Interestingly, we also found that fatty acids metabolism was dysregulated in all OPLS-DA models. In recent years, growing evidence suggests that fatty acids metabolism plays important roles in the modulation of immune responses in health and disease [37]. Most researchers hold that unsaturation fatty acids, especially polyunsaturated fatty acids exhibited potential protective effects on allergic inflammation, while saturation fatty acids promoted the inflammatory response [38]. In a recent animal experimental study, Lee et al [39] observed that oleic acid had anti-asthmatic effects such as the down-regulation of inflammatory cells and eosinophil in bronchial alveolar lavage fluid, IgE in serum. Several in vitro studies also demonstrated that unsaturation fatty acids could exert immunosuppressive effects on T cells, such as reducing its proliferation and activation in a dose-dependent manner [37, 40]. However, saturation fatty acids, such as palmitic acid, have been described as essential factors promoting T cell activation and cytokine secretion [41]. In addition, considerable evidence has shown that polyunsaturated fatty acids can modify mast cell functions and suppress its activation then reduce the production of cytokine or chemokine through receptors [42]. Therefore, we suppose that fatty acids metabolism may act an important role in the development of AR. In the current study, the concentrations of several unsaturated fatty acids (linoleic acid, arachidic acid and trans-vaccenic acid) were lower in the serum of MAR or MSAR patients in comparison with health controls, while the concentrations of palmitic acid were elevated. Moreover, the levels of linoleic acid were correlated negatively with TNSS and VAS. Our results were in line with most previous studies. However, further studies should be conducted to confirm these results and to clarify the underlying mechanism of AR subtypes.

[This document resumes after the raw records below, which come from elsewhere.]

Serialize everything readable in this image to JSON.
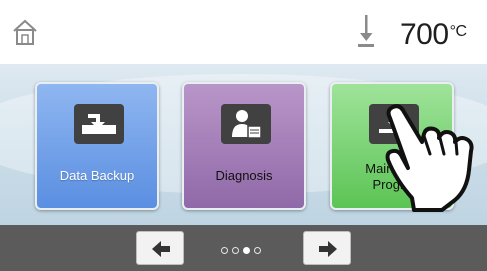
{
  "status_bar": {
    "home_icon": "home-icon",
    "probe_icon": "temperature-probe-icon",
    "temperature_value": "700",
    "temperature_unit": "°C"
  },
  "tiles": [
    {
      "label": "Data Backup",
      "icon": "data-backup-icon",
      "color": "#6d9ee8"
    },
    {
      "label": "Diagnosis",
      "icon": "diagnosis-icon",
      "color": "#9f7bb8"
    },
    {
      "label_line1": "Maintena",
      "label_line2": "Progra",
      "icon": "maintenance-icon",
      "color": "#74d06c"
    }
  ],
  "pager": {
    "prev_icon": "arrow-left-icon",
    "next_icon": "arrow-right-icon",
    "page_count": 4,
    "active_page": 3
  },
  "overlay": {
    "icon": "pointing-hand-icon"
  },
  "colors": {
    "bottom_bar": "#5b5b5b",
    "background": "#cddfea"
  }
}
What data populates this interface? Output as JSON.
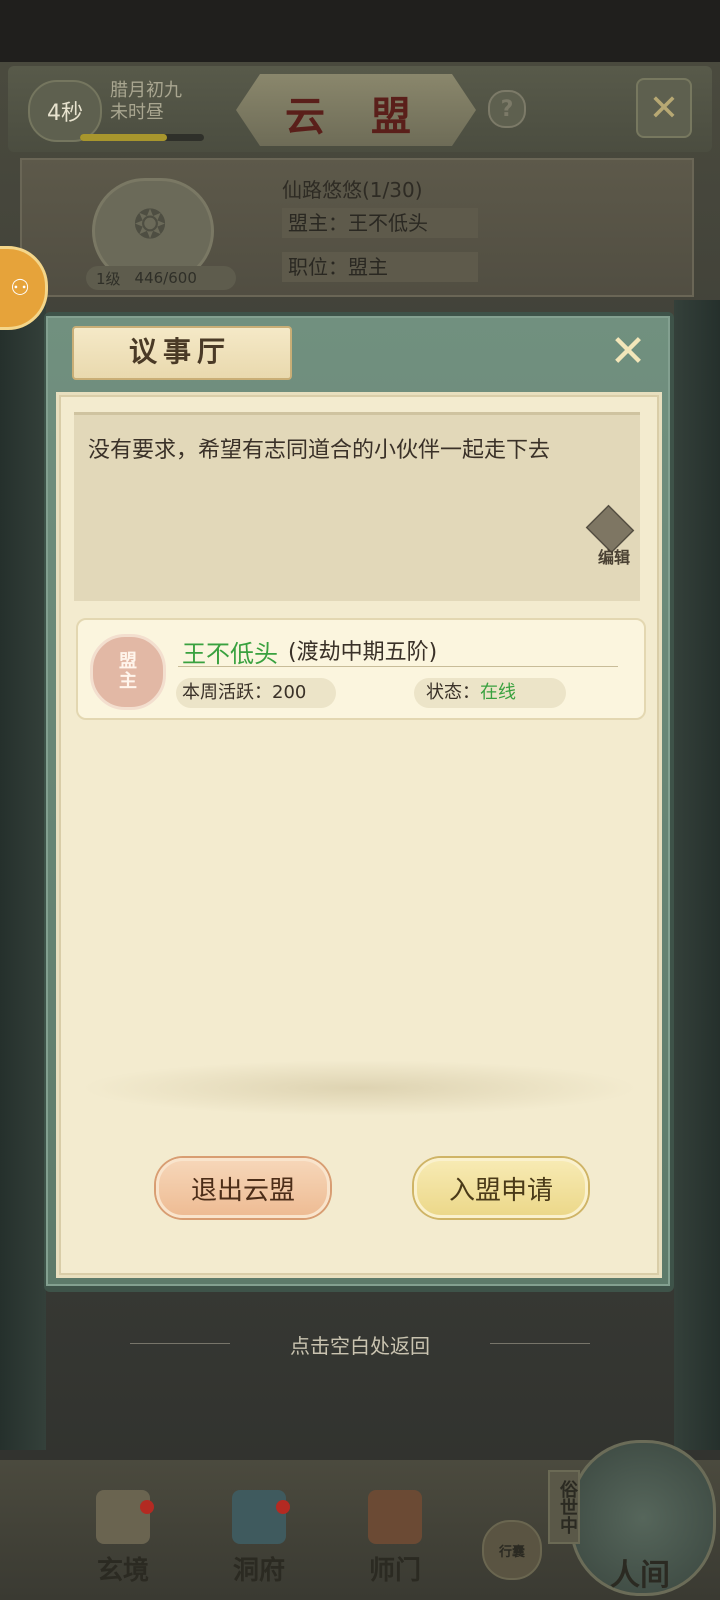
{
  "header": {
    "countdown": "4秒",
    "calendar_date": "腊月初九",
    "calendar_time": "未时昼",
    "day_progress": 0.7,
    "title": "云 盟",
    "help_symbol": "?",
    "close_symbol": "✕"
  },
  "guild": {
    "name": "仙路悠悠(1/30)",
    "leader": "盟主：王不低头",
    "position": "职位：盟主",
    "level": "1级",
    "exp": "446/600"
  },
  "modal": {
    "title": "议事厅",
    "close_symbol": "✕",
    "notice": "没有要求，希望有志同道合的小伙伴一起走下去",
    "edit_label": "编辑",
    "members": [
      {
        "role_line1": "盟",
        "role_line2": "主",
        "name": "王不低头",
        "realm": "(渡劫中期五阶)",
        "activity": "本周活跃：200",
        "status_label": "状态：",
        "status_value": "在线"
      }
    ],
    "leave_button": "退出云盟",
    "apply_button": "入盟申请",
    "return_hint": "点击空白处返回"
  },
  "nav": {
    "items": [
      {
        "label": "玄境",
        "badge": true
      },
      {
        "label": "洞府",
        "badge": true
      },
      {
        "label": "师门",
        "badge": false
      }
    ],
    "pack_label": "行囊",
    "vertical_tag": "俗世中",
    "main_label": "人间"
  },
  "colors": {
    "online_green": "#39a13f",
    "modal_frame": "#71907f",
    "paper": "#f3ebcf"
  }
}
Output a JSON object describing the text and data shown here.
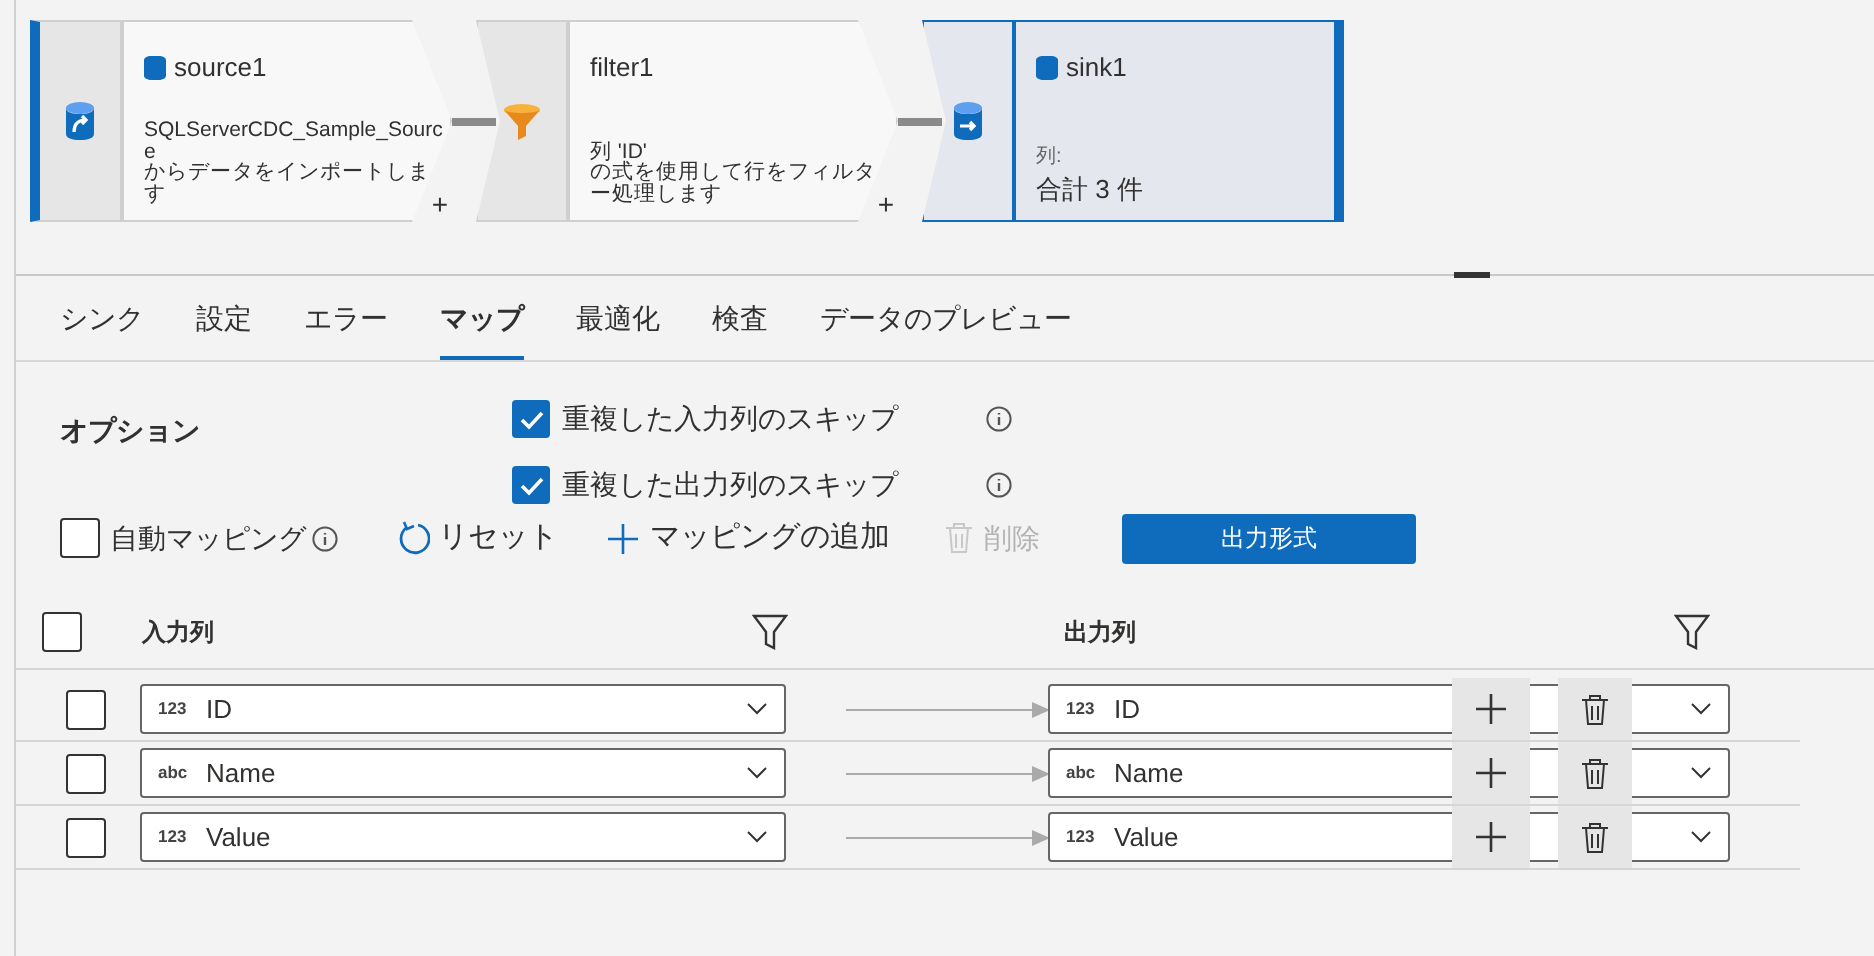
{
  "pipeline": {
    "nodes": [
      {
        "kind": "source",
        "title": "source1",
        "lines": [
          "SQLServerCDC_Sample_Sourc",
          "e",
          "からデータをインポートしま",
          "す"
        ],
        "selected": false,
        "plus": "+"
      },
      {
        "kind": "filter",
        "title": "filter1",
        "lines": [
          "列 'ID'",
          "の式を使用して行をフィルタ",
          "ー処理します"
        ],
        "selected": false,
        "plus": "+"
      },
      {
        "kind": "sink",
        "title": "sink1",
        "caption": "列:",
        "lines": [
          "合計 3 件"
        ],
        "selected": true
      }
    ]
  },
  "tabs": [
    {
      "label": "シンク",
      "selected": false
    },
    {
      "label": "設定",
      "selected": false
    },
    {
      "label": "エラー",
      "selected": false
    },
    {
      "label": "マップ",
      "selected": true
    },
    {
      "label": "最適化",
      "selected": false
    },
    {
      "label": "検査",
      "selected": false
    },
    {
      "label": "データのプレビュー",
      "selected": false
    }
  ],
  "options": {
    "label": "オプション",
    "items": [
      {
        "label": "重複した入力列のスキップ",
        "checked": true
      },
      {
        "label": "重複した出力列のスキップ",
        "checked": true
      }
    ]
  },
  "toolbar": {
    "auto_mapping": {
      "label": "自動マッピング",
      "checked": false
    },
    "reset": "リセット",
    "add_mapping": "マッピングの追加",
    "delete": {
      "label": "削除",
      "disabled": true
    },
    "output_format": "出力形式"
  },
  "table": {
    "select_all": false,
    "columns": [
      "入力列",
      "出力列"
    ],
    "rows": [
      {
        "checked": false,
        "input": {
          "type": "123",
          "name": "ID"
        },
        "output": {
          "type": "123",
          "name": "ID"
        }
      },
      {
        "checked": false,
        "input": {
          "type": "abc",
          "name": "Name"
        },
        "output": {
          "type": "abc",
          "name": "Name"
        }
      },
      {
        "checked": false,
        "input": {
          "type": "123",
          "name": "Value"
        },
        "output": {
          "type": "123",
          "name": "Value"
        }
      }
    ]
  }
}
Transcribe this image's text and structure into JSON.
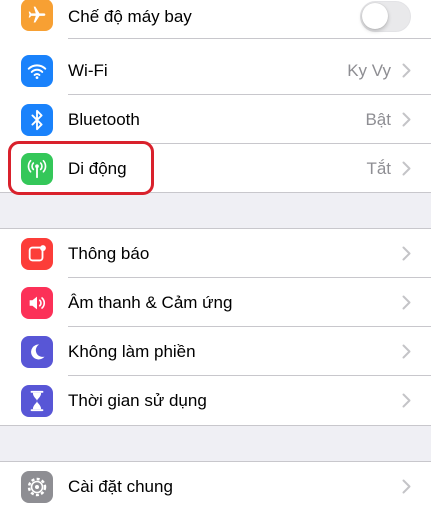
{
  "colors": {
    "airplane": "#f7a033",
    "wifi": "#1a82fb",
    "bluetooth": "#1a82fb",
    "cellular": "#34c759",
    "notifications": "#fc3d39",
    "sounds": "#fc3158",
    "do_not_disturb": "#5856d6",
    "screen_time": "#5856d6",
    "general": "#8e8e93",
    "highlight": "#d9212c"
  },
  "group1": [
    {
      "id": "airplane",
      "icon": "airplane-icon",
      "label": "Chế độ máy bay",
      "toggle": false
    },
    {
      "id": "wifi",
      "icon": "wifi-icon",
      "label": "Wi-Fi",
      "value": "Ky Vy"
    },
    {
      "id": "bluetooth",
      "icon": "bluetooth-icon",
      "label": "Bluetooth",
      "value": "Bật"
    },
    {
      "id": "cellular",
      "icon": "cellular-icon",
      "label": "Di động",
      "value": "Tắt"
    }
  ],
  "group2": [
    {
      "id": "notifications",
      "icon": "notifications-icon",
      "label": "Thông báo"
    },
    {
      "id": "sounds",
      "icon": "speaker-icon",
      "label": "Âm thanh & Cảm ứng"
    },
    {
      "id": "do_not_disturb",
      "icon": "moon-icon",
      "label": "Không làm phiền"
    },
    {
      "id": "screen_time",
      "icon": "hourglass-icon",
      "label": "Thời gian sử dụng"
    }
  ],
  "group3": [
    {
      "id": "general",
      "icon": "gear-icon",
      "label": "Cài đặt chung"
    }
  ]
}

There are also several limitations in our study which may affect the reported findings. First, the total sample sizes were relatively small, and a validation cohort study was needed to confirm the conclusions. Second, all the recruited participants were from single-center with the same ethnicity and region, which might limit the applicability of our findings. Third, only one biological sample (serum) was used in the present study, future studies should collect other biological samples, such as urine and nasal lavage fluid, to further verify whether the identified differential metabolites were associated with AR. Last, we did not compare serum metabolites between MAR and MSAR patients, but it does not mean that there are no differential metabolites. Future studies with larger sample sizes using targeted approaches will be important to support and extend our present findings.